On April 8, U.S. District Judge Jesse M. Furman approved a $1.2 billion settlement paid by Wells Fargo NA to the Federal Housing Administration (“FHA”) over allegations that Wells Fargo submitted insurance claims for defaulted loans that failed to meet FHA standards.  The Settlement Order states that “Wells Fargo Bank admits, acknowledges, and accepts responsibility” for certain allegations in the FHA’s complaint (October 15, 2012 FIWIR coverage), filed October 9, 2012 in the Southern District of New York. Wells Fargo Settlement Order.

Bank of New York Mellon’s Motion to Dismiss Denied in Part in Trustee RMBS Suit by Royal Park Investments

On March 2, Judge Gregory H. Woods of the United States District Court for the Southern District of New York issued an Opinion and Order denying in part and granting in part the Bank of New York Mellon’s (“BNYM”) motion to dismiss an action brought by Royal Park Investments SA/NV (“Royal Park”) claiming damages of $1.12 billion arising from failures by BNYM, in its capacity as trustee, to protect the interests of investors in certain RMBS trusts.  Judge Woods denied arguments by BNYM that Royal Park had failed to plausibly allege BNYM’s discovery and knowledge of (i) breaches of representations and warranties in securitized loans; and (ii) events of defaults committed by servicers of the relevant trusts.  Judge Woods did, however, dismiss Royal Park’s claims against the bank for breach of trust, a violation of section 315(a) of the Trust Indenture Act, and the Streit Act.  Opinion and Order.

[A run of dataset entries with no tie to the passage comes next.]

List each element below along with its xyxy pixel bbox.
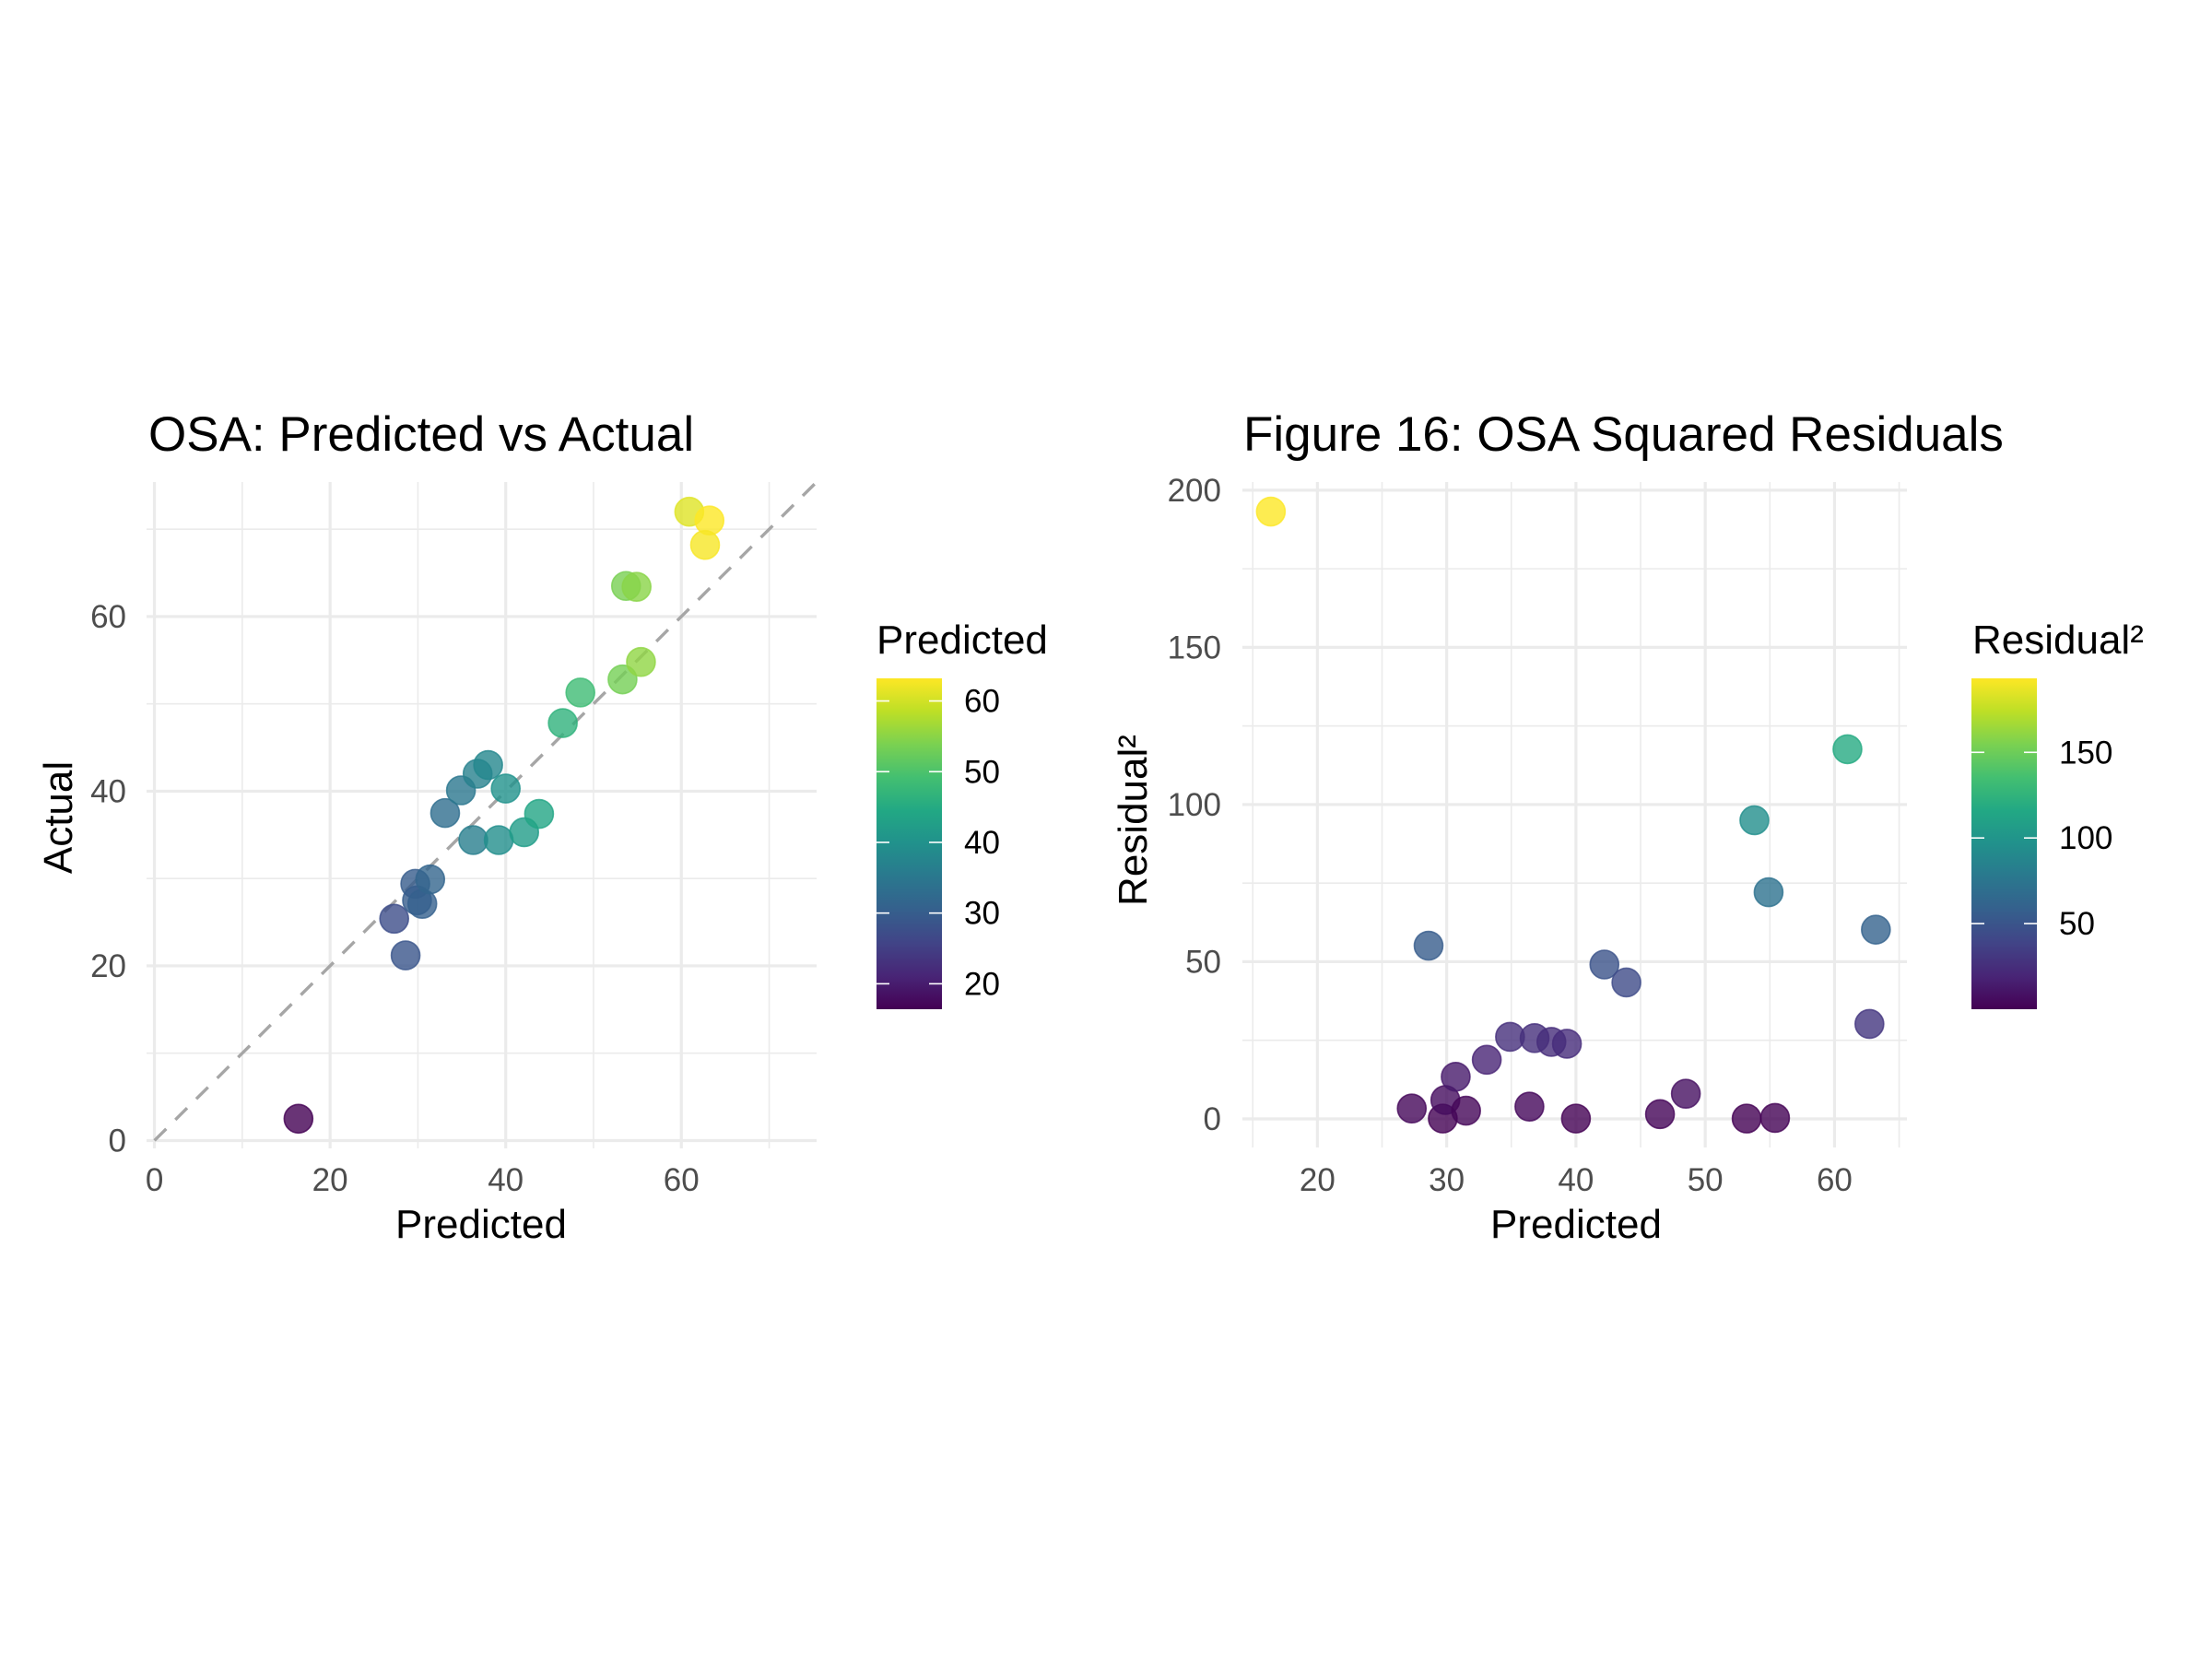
data-point: [283, 1103, 314, 1135]
data-point: [429, 797, 461, 829]
data-point: [1854, 1008, 1885, 1040]
predicted-vs-actual-plot: OSA: Predicted vs Actual 0 20 40 60 0 20 40 60…: [36, 407, 1048, 1247]
data-point: [1589, 949, 1620, 980]
scatter-points: [1255, 496, 1891, 1134]
x-tick-label: 40: [488, 1162, 524, 1198]
data-point: [547, 708, 578, 738]
data-point: [1739, 805, 1770, 836]
plot-title: OSA: Predicted vs Actual: [148, 407, 694, 462]
data-point: [1551, 1029, 1583, 1059]
x-tick-labels: 0 20 40 60: [146, 1162, 700, 1198]
y-tick-label: 200: [1168, 473, 1221, 509]
data-point: [689, 529, 721, 560]
x-tick-label: 60: [664, 1162, 700, 1198]
legend-tick-label: 20: [964, 966, 1000, 1002]
squared-residuals-plot: Figure 16: OSA Squared Residuals 20 30 40 5…: [1111, 407, 2144, 1247]
x-tick-label: 60: [1817, 1162, 1853, 1198]
data-point: [565, 677, 595, 708]
data-point: [473, 749, 503, 781]
y-axis-title: Actual: [36, 761, 81, 874]
data-point: [1731, 1103, 1762, 1134]
data-point: [1832, 734, 1863, 765]
data-point: [1413, 930, 1444, 961]
x-tick-labels: 20 30 40 50 60: [1300, 1162, 1853, 1198]
legend-tick-label: 50: [2059, 906, 2095, 942]
y-tick-label: 60: [90, 599, 126, 635]
identity-reference-line: [153, 480, 818, 1142]
data-point: [1611, 967, 1641, 998]
legend-tick-label: 100: [2059, 820, 2112, 856]
y-tick-labels: 0 20 40 60: [90, 599, 126, 1159]
legend-tick-label: 30: [964, 896, 1000, 932]
colorbar: [877, 678, 942, 1009]
data-point: [1255, 496, 1287, 527]
data-point: [1441, 1061, 1471, 1092]
data-point: [458, 825, 488, 855]
y-tick-label: 150: [1168, 629, 1221, 665]
data-point: [1396, 1093, 1428, 1124]
x-tick-label: 20: [312, 1162, 348, 1198]
x-tick-label: 40: [1558, 1162, 1594, 1198]
gridlines: [147, 482, 817, 1148]
x-tick-label: 30: [1429, 1162, 1465, 1198]
data-point: [1514, 1091, 1545, 1122]
scatter-points: [283, 496, 725, 1135]
plot-title: Figure 16: OSA Squared Residuals: [1243, 407, 2004, 462]
y-tick-label: 100: [1168, 787, 1221, 823]
x-tick-label: 20: [1300, 1162, 1335, 1198]
y-tick-label: 20: [90, 948, 126, 984]
data-point: [1451, 1095, 1481, 1126]
data-point: [1644, 1099, 1676, 1130]
data-point: [1759, 1102, 1791, 1134]
data-point: [490, 773, 522, 804]
legend-tick-label: 50: [964, 754, 1000, 790]
data-point: [483, 825, 514, 855]
data-point: [607, 664, 638, 695]
data-point: [694, 505, 725, 535]
color-legend: Residual² 50 100 150: [1971, 618, 2144, 1009]
x-tick-label: 0: [146, 1162, 163, 1198]
data-point: [626, 646, 656, 677]
data-point: [1861, 914, 1891, 945]
legend-ticks: 20 30 40 50 60: [877, 684, 1000, 1002]
gridlines: [1242, 482, 1907, 1147]
x-axis-title: Predicted: [1490, 1202, 1662, 1247]
y-tick-label: 0: [1204, 1101, 1221, 1137]
data-point: [379, 903, 409, 935]
legend-tick-label: 150: [2059, 735, 2112, 771]
data-point: [1670, 1078, 1701, 1109]
data-point: [1560, 1103, 1592, 1134]
legend-ticks: 50 100 150: [1971, 735, 2112, 942]
legend-tick-label: 40: [964, 825, 1000, 861]
data-point: [1753, 877, 1784, 908]
x-axis-title: Predicted: [395, 1202, 567, 1247]
color-legend: Predicted 20 30 40 50 60: [877, 618, 1048, 1009]
legend-title: Predicted: [877, 618, 1048, 663]
data-point: [390, 940, 421, 971]
colorbar: [1971, 678, 2037, 1009]
data-point: [415, 864, 446, 895]
data-point: [621, 571, 652, 603]
y-axis-title: Residual²: [1111, 735, 1156, 906]
x-tick-label: 50: [1688, 1162, 1724, 1198]
y-tick-label: 0: [109, 1123, 126, 1159]
y-tick-label: 50: [1185, 944, 1221, 980]
y-tick-label: 40: [90, 773, 126, 809]
legend-tick-label: 60: [964, 684, 1000, 720]
legend-title: Residual²: [1972, 618, 2144, 663]
data-point: [1471, 1044, 1502, 1076]
data-point: [524, 798, 555, 830]
y-tick-labels: 0 50 100 150 200: [1168, 473, 1221, 1137]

Claims Against RMBS Trustee U.S. Bank Partially Dismissed

On February 26, Judge Katherine B. Forrest of the U.S. District Court for the Southern District of New York denied U.S. Bank N.A.’s (“U.S. Bank”) motion to dismiss claims for breach of contract and violation of the Trust Indenture Act (“TIA”) with regard to the 27 trusts that remain before the Court after it previously declined to exercise supplemental jurisdiction over claims arising from an additional 810 trusts.  Orrick covered that decision here. The Court dismissed plaintiffs’ claims for breach of fiduciary duty and extra-contractual duties under the economic loss doctrine, but did not dismiss plaintiffs’ TIA-based claim, holding that the statute provides plaintiffs with a private right of action.  Judge Forrest also held that the Indentures’ no-action clauses have no effect in suits against RMBS trustees, rejecting U.S. Bank’s attempt to dismiss all claims against it on the basis of plaintiffs’ non-compliance with those provisions.  Opinion and Order.

National Credit Union Administration Board Accepts UBS Securities LLC Offer of Judgment

On February 25, the National Credit Union Administration Board (“NCUA”) accepted an offer of judgment tendered by UBS Securities LLC (“UBS”) in the amount of $33,014,285 plus prejudgment interest, which will be calculated by the court. NCUA and UBS will attempt to agree on costs and fees also to be paid by UBS.  Acting as the liquidating agent for Southwest Corporate Federal Credit Union and Members United Corporate Federal Credit Union, NCUA’s complaint alleged that UBS made material misstatements in connection with the sale of 20 RMBS certificates, alleging more than $918 million in actual gross losses.  UBS specified in the offer of judgment that its offer should not be construed as an admission of liability. Offer of Judgment. Complaint.